A growing proportion of processed food available in Britain contains GM ingredients but there are no legal requirements for warning labels on packaging.
MP wants ban
Liberal Democrat environment spokesman Norman Baker, who disclosed last week that GM food had been removed from the menu at the House of Commons, called for a ban.
"The government has been irresponsible and spineless in allowing GM foods into our diet without demanding to see definitive proof that it is safe.
"The only proper thing to do now is to ban GM ingredients from all foodstuffs."
Shadow health spokesman Alan Duncan called for the government to outline its policy on genetically modified food.
He said: "I think that massive forces are being unleashed here.
"The biggest issue is what will be the consequences of putting genetically modified food into the market place and indeed on growing crops?
"Will there be leaching from one field across to another? Will there be long term consequences of which we are not yet aware?''
Government assurances
Foods Minister Jeff Rooker said the government had no immediate plans to call a moratorium on genetically modified foods, but agreed that repeated testing of them would be desirable.

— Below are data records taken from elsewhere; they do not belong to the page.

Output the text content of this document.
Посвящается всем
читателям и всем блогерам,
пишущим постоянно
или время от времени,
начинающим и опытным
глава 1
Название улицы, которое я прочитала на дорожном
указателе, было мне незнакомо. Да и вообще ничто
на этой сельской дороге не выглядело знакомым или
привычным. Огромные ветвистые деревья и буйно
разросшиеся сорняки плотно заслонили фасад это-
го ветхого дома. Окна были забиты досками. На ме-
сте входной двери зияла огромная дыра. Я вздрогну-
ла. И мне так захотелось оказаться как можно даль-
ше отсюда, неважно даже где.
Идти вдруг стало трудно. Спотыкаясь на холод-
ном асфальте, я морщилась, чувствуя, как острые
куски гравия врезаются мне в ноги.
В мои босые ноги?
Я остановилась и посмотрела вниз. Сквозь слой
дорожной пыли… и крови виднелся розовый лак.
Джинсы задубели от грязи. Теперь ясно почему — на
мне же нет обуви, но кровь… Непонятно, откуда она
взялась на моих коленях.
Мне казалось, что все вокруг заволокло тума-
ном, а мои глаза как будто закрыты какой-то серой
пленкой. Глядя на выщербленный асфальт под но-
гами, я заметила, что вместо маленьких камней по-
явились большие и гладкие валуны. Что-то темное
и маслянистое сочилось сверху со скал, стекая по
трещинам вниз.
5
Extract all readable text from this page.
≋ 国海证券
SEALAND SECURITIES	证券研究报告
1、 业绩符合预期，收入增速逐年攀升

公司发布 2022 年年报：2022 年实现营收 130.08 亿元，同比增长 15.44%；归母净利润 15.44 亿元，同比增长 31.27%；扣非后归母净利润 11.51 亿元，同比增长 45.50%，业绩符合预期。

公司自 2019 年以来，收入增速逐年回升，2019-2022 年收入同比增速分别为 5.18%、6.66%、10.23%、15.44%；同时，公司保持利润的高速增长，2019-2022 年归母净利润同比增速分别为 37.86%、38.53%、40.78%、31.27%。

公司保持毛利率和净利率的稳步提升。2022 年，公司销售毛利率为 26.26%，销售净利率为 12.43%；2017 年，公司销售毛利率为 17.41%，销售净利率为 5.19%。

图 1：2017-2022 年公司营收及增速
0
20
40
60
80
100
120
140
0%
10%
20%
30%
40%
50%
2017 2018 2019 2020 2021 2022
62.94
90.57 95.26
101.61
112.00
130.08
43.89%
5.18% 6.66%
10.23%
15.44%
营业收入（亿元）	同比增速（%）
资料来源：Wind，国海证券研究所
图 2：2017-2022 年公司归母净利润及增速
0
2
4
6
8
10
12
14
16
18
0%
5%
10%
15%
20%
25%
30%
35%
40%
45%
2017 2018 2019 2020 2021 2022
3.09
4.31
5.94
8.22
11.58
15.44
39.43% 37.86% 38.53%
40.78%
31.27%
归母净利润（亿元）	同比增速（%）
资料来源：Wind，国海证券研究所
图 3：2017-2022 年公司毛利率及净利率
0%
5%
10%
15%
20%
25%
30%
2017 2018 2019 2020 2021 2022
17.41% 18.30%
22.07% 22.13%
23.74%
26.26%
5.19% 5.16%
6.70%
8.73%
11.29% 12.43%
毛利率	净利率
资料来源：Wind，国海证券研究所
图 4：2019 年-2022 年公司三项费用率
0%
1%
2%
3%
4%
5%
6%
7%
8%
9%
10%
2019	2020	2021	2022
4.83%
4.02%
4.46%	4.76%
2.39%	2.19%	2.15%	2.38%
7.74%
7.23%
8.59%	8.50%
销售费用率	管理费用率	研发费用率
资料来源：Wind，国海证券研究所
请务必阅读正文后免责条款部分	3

"I think everybody has got to take a precautionary approach on this.
"It isn't a question of it being based on nervousness but being ultra-precautionary when one's tangling with the leading edge of science."
Mr Rooker said the potatoes used in the experiment were not on sale and would not be approved for sale.
"The potatoes have gone wrong because this particular potato damaged the immune system of the animals it was tested on. The fact is, that product wouldn't have got through the regulatory process to be allowed to be marketed as a product."
Growing pressure
Dr Ian Gibson - a member of the Commons Science and Technology Committee and a former Dean of the Biological Science Department of the University of East Anglia - said the pressure for a moratorium would grow over the next week.
"I think the government is going to have to react very quickly and have a top flight meeting to decide on that issue - whether or not there should be a moratorium or not."
Top biotech company Monsanto questioned the fairness of the tests as the rats were fed on an unlicensed crop.
Spokesman Dan Verakis said that they had carried out "intensive safety assessments of new biotech crops" including tests using rats that have had results published in journals.